Le 50 ricette che scorrerai in queste pagine sono quelle dei risotti campioni delle Maratone del Risotto. Un evento che prevede la degustazione di 10 risotti più una dolcezza (sempre a base di riso) che, fin dal 2010, proponiamo quasi ogni 3° giovedì del mese, suscitando grande interesse e soddisfazione tra i convitati. Ho definito “campioni” perché, durante la Maratona, ai partecipanti vengono consegnati dei moduli su cui esprimere il loro voto. Non pensare a tutte le gare di cheffaggio che si vedono in televisione: per noi è solo un gioco, un modo per rendere partecipi i commensali. Così, dopo che Fausto, il nostro cerimoniere, a fine serata ha finito lo spoglio delle schede e decretato il risotto campione, ne scrivo la ricetta e la invio a tutti gli iscritti alla nostra rubrica di posta elettronica. Contestualmente, comunico la data e i risotti concorrenti della Maratona successiva, oltre che altri eventi, notizie, auguri, saluti, sorrisi & canzoni…

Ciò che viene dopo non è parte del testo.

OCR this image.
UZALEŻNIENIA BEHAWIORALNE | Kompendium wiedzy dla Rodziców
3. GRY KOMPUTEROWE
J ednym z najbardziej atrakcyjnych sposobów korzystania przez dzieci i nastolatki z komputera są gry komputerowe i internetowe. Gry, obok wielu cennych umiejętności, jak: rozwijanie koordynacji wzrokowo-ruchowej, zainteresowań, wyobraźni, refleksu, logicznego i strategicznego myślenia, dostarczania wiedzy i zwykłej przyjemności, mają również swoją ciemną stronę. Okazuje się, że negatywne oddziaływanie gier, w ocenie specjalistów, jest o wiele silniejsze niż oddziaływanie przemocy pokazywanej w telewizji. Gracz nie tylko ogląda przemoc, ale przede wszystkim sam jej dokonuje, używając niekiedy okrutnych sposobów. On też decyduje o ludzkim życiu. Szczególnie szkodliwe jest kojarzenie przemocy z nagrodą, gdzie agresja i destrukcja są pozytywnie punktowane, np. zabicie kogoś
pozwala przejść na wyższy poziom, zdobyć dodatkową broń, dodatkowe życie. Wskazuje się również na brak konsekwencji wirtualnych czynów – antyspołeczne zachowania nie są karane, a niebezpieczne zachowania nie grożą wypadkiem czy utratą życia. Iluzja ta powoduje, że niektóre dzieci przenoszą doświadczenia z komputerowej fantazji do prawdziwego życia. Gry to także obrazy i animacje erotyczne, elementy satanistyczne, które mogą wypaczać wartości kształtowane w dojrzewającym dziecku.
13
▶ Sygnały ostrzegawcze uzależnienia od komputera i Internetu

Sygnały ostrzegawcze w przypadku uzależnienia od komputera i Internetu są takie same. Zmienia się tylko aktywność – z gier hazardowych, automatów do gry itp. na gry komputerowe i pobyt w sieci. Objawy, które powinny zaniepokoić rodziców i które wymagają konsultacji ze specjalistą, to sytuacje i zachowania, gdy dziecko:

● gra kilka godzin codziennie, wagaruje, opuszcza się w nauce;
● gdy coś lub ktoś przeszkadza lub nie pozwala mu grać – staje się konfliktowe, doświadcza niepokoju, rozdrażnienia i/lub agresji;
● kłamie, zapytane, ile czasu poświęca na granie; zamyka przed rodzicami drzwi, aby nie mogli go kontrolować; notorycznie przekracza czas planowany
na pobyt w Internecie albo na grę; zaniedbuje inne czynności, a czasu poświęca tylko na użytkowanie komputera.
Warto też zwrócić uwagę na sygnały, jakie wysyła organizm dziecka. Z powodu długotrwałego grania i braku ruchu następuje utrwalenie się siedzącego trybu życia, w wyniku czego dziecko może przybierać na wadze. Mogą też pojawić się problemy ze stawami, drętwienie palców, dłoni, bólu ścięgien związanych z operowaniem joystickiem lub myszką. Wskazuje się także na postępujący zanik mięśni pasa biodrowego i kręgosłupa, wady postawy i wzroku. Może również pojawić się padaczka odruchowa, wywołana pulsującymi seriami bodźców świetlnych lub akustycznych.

Andando a rileggere alcune di queste ricette, nel tempo che mi abbondava durante i vari locddaun, mi sono sorpreso e divertito di ciò che avevo scritto. Così mi sono detto: “Perché non condensarle in un libro, in modo da non disperderle nell’indifferenziata – o indifferenza – visto che si tratta di cibo, quindi materiale organico riciclabile?”. Subito dopo mi sono chiesto: “A che pro? Per venderlo? Per raccogliere fondi per progetti umanitari, come ho fatto con gli altri libri che ho pubblicato? Per organizzare altri eventi e presentazioni?”. No, niente di tutto ciò! Stavolta l’ho voluto pubblicare senza nessuno scopo – cosa impensabile di questi tempi -, ma solo per il piacere di regalarlo. Punto e basta! Per il piacere di condividere qualcosa di buono, gustoso – almeno per me lo è -, sperando che lo sia altrettanto per chi lo riceve, dandogli il valore che può avere un dono non scontato e neanche finalizzato a un buon rendere. Meglio definirlo un vuoto – che vuoto non è – a perdere.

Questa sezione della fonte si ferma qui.